Operations 12 min read

The Impending Paid Era for IPv4 and the Challenges of Migrating to IPv6

With global IPv4 address pools exhausted, major cloud providers like AWS and Fly.io are introducing hourly fees for public IPv4 usage, prompting a costly shift toward IPv6, yet many organizations face significant technical, ISP, and tooling challenges that make the migration complex and costly.

IT Services Circle
IT Services Circle
IT Services Circle
The Impending Paid Era for IPv4 and the Challenges of Migrating to IPv6

IPv4 address space has been fully allocated worldwide, leading providers such as Amazon Web Services (AWS) and Fly.io to start charging for public IPv4 usage (e.g., $0.005 per hour per address on AWS, about $4 per month on Fly.io). Supabase also plans a $4/month IPv4 add‑on.

These charges aim to encourage more frugal IPv4 consumption and to accelerate IPv6 adoption, but the transition is hampered by incompatibilities between IPv4 and IPv6 headers and a lack of ready‑made tooling.

Three mitigation strategies were outlined by Supabase CEO Paul Copplestone:

Pass the cost to customers. Providers like AWS and Fly.io are already billing customers directly for IPv4 addresses (approximately $43.80 per year per address on AWS).

Provide workarounds such as proxies. IPv4‑to‑IPv6 proxy services, NAT, and port‑sharing can reduce direct IPv4 demand.

Offer IPv6‑only services. This eliminates IPv4 costs but requires full IPv6 support across the stack.

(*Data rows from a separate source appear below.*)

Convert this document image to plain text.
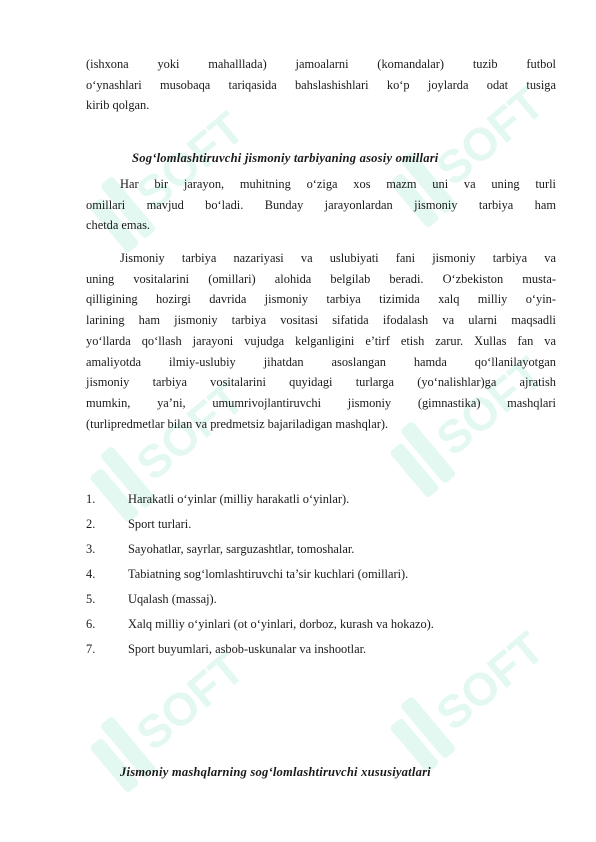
SOFT	SOFT
SOFT	SOFT
SOFT	SOFT
(ishxona yoki mahalllada) jamoalarni (komandalar) tuzib futbol
o‘ynashlari musobaqa tariqasida bahslashishlari ko‘p joylarda odat tusiga
kirib qolgan.
Sog‘lomlashtiruvchi jismoniy tarbiyaning asosiy omillari
Har bir jarayon, muhitning o‘ziga xos mazm uni va uning turli
omillari mavjud bo‘ladi. Bunday jarayonlardan jismoniy tarbiya ham
chetda emas.
Jismoniy tarbiya nazariyasi va uslubiyati fani jismoniy tarbiya va
uning vositalarini (omillari) alohida belgilab beradi. O‘zbekiston musta-
qilligining hozirgi davrida jismoniy tarbiya tizimida xalq milliy o‘yin-
larining ham jismoniy tarbiya vositasi sifatida ifodalash va ularni maqsadli
yo‘llarda qo‘llash jarayoni vujudga kelganligini e’tirf etish zarur. Xullas fan va
amaliyotda ilmiy-uslubiy jihatdan asoslangan hamda qo‘llanilayotgan
jismoniy tarbiya vositalarini quyidagi turlarga (yo‘nalishlar)ga ajratish
mumkin, ya’ni, umumrivojlantiruvchi jismoniy (gimnastika) mashqlari
(turlipredmetlar bilan va predmetsiz bajariladigan mashqlar).
1.	Harakatli o‘yinlar (milliy harakatli o‘yinlar).
2.	Sport turlari.
3.	Sayohatlar, sayrlar, sarguzashtlar, tomoshalar.
4.	Tabiatning sog‘lomlashtiruvchi ta’sir kuchlari (omillari).
5.	Uqalash (massaj).
6.	Xalq milliy o‘yinlari (ot o‘yinlari, dorboz, kurash va hokazo).
7.	Sport buyumlari, asbob-uskunalar va inshootlar.
Jismoniy mashqlarning sog‘lomlashtiruvchi xususiyatlari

Adopting IPv6 faces two major hurdles:

Insufficient ISP support. Many ISPs lack the hardware, software, and willingness to route IPv6 traffic, making the transition costly.

Lack of toolchain support. Common development tools and platforms (Docker, VPC, Airflow, etc.) often lack IPv6 configuration out of the box.

Examples of required configuration changes include enabling IPv6 in Docker:

"ipv6": true,
"fixed-cidr-v6": "fd00:ffff::/80",
"ip6tables": true,
"experimental": true

and updating docker-compose.yaml to enable IPv6 networking:

# enable IPv6 to default network
networks:
default:
enable_ipv6: true
ipam:
config:
- subnet: fd00:c16a:601e::/80
gateway: fd00:c16a:601e::1

Real‑world experiences illustrate the difficulty: DevOps engineer Mathew Duggan reported that SSH access, GitHub interactions, and Datadog installation all failed under IPv6‑only setups, often requiring fallback to IPv4 proxies or NAT64 services.

Overall, while IPv6 offers a vastly larger address space (≈3.4×10³⁸ addresses) and technical benefits, the ecosystem’s readiness is still lacking, making the migration a complex, costly, and time‑consuming process for many organizations.